Pada Kamis (2/5) Aliansi Gerakan Mahasiswa Bersama Rakyat (GEMARAK) melakukan demonstrasi di depan Kementerian Pendidikan, Kebudayaan, Riset, dan Teknologi (Kemendikbudristek) guna memperingati Hari Pendidikan Nasional (Hardiknas). Terdapat tiga tuntutan utama dalam aksi, yaitu tolak komersialisasi pendidikan, mencabut tiga Undang-undang bermasalah (UU PT No.12 Tahun 2012, UU No.20 Tahun 2003, dan UU Ciptaker), dan terakhir menuntut pendidikan gratis bagi seluruh masyarakat.

Ihwal diajukan tiga tuntutan tersebut berasal dari masifnya mahasiswa yang tidak mampu membayar UKT dengan latar belakang pekerjaan orang tua sebagai buruh.
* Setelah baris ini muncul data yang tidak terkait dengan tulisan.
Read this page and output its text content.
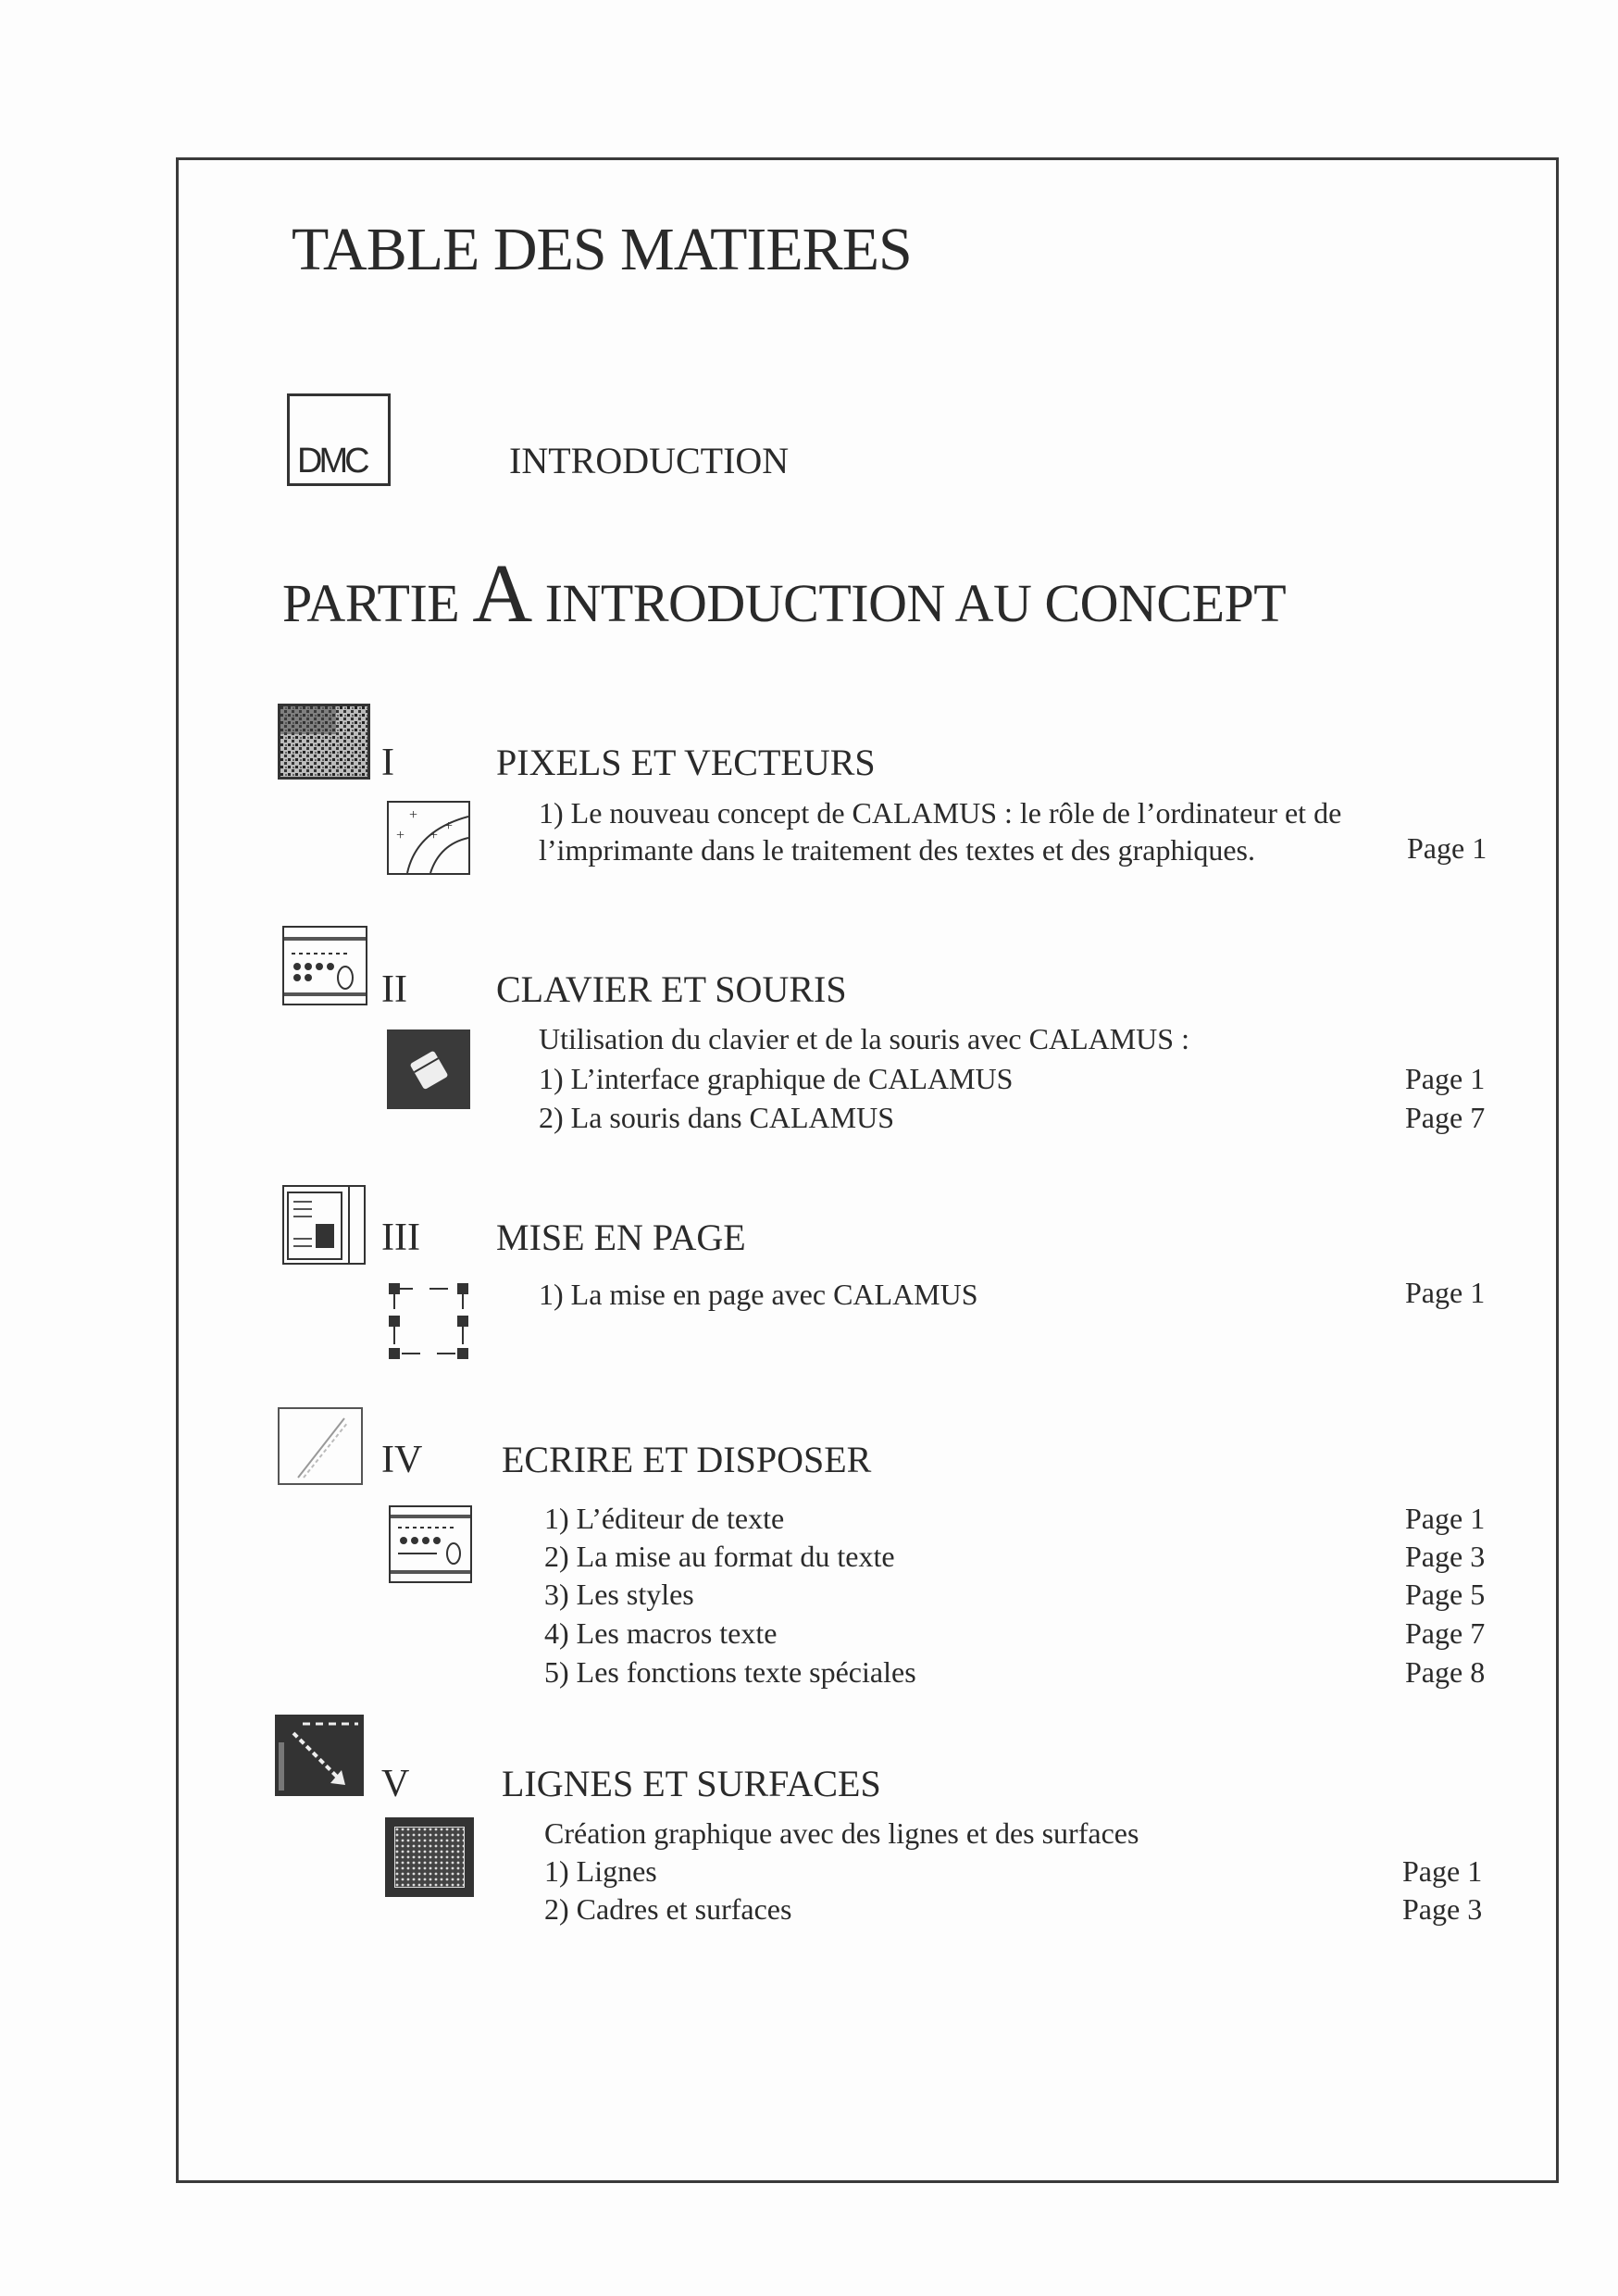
TABLE DES MATIERES
DMC	INTRODUCTION
PARTIE A INTRODUCTION AU CONCEPT
I	PIXELS ET VECTEURS
+
+
+
+
1) Le nouveau concept de CALAMUS : le rôle de l’ordinateur et de
l’imprimante dans le traitement des textes et des graphiques.	Page 1
II CLAVIER ET SOURIS
Utilisation du clavier et de la souris avec CALAMUS :
1) L’interface graphique de CALAMUS	Page 1
2) La souris dans CALAMUS	Page 7
III MISE EN PAGE
1) La mise en page avec CALAMUS	Page 1
IV ECRIRE ET DISPOSER
1) L’éditeur de texte	Page 1
2) La mise au format du texte	Page 3
3) Les styles	Page 5
4) Les macros texte	Page 7
5) Les fonctions texte spéciales	Page 8
V LIGNES ET SURFACES
Création graphique avec des lignes et des surfaces
1) Lignes	Page 1
2) Cadres et surfaces	Page 3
Tren itu meningkat pada kampus-kampus ternama di Indonesia seperti Universitas Indonesia (UI), Universitas Gadjah Mada (UGM), dan Universitas Jenderal Soedirman (Unsoed). 

Kendati demikian, pemerintah mengklaim telah meningkatkan anggaran pendidikan 20% senilai Rp665,02 triliun dari total Anggaran Pendapatan dan Belanja Negara (APBN) tahun 2024. Namun, meski terdapat peningkatan anggaran untuk pendidikan, bisa dikatakan nominal tersebut tetap tidak dapat menyelesaikan persoalan-persoalan pendidikan yang sudah terjadi sejak lama dan masih berlangsung sampai saat ini.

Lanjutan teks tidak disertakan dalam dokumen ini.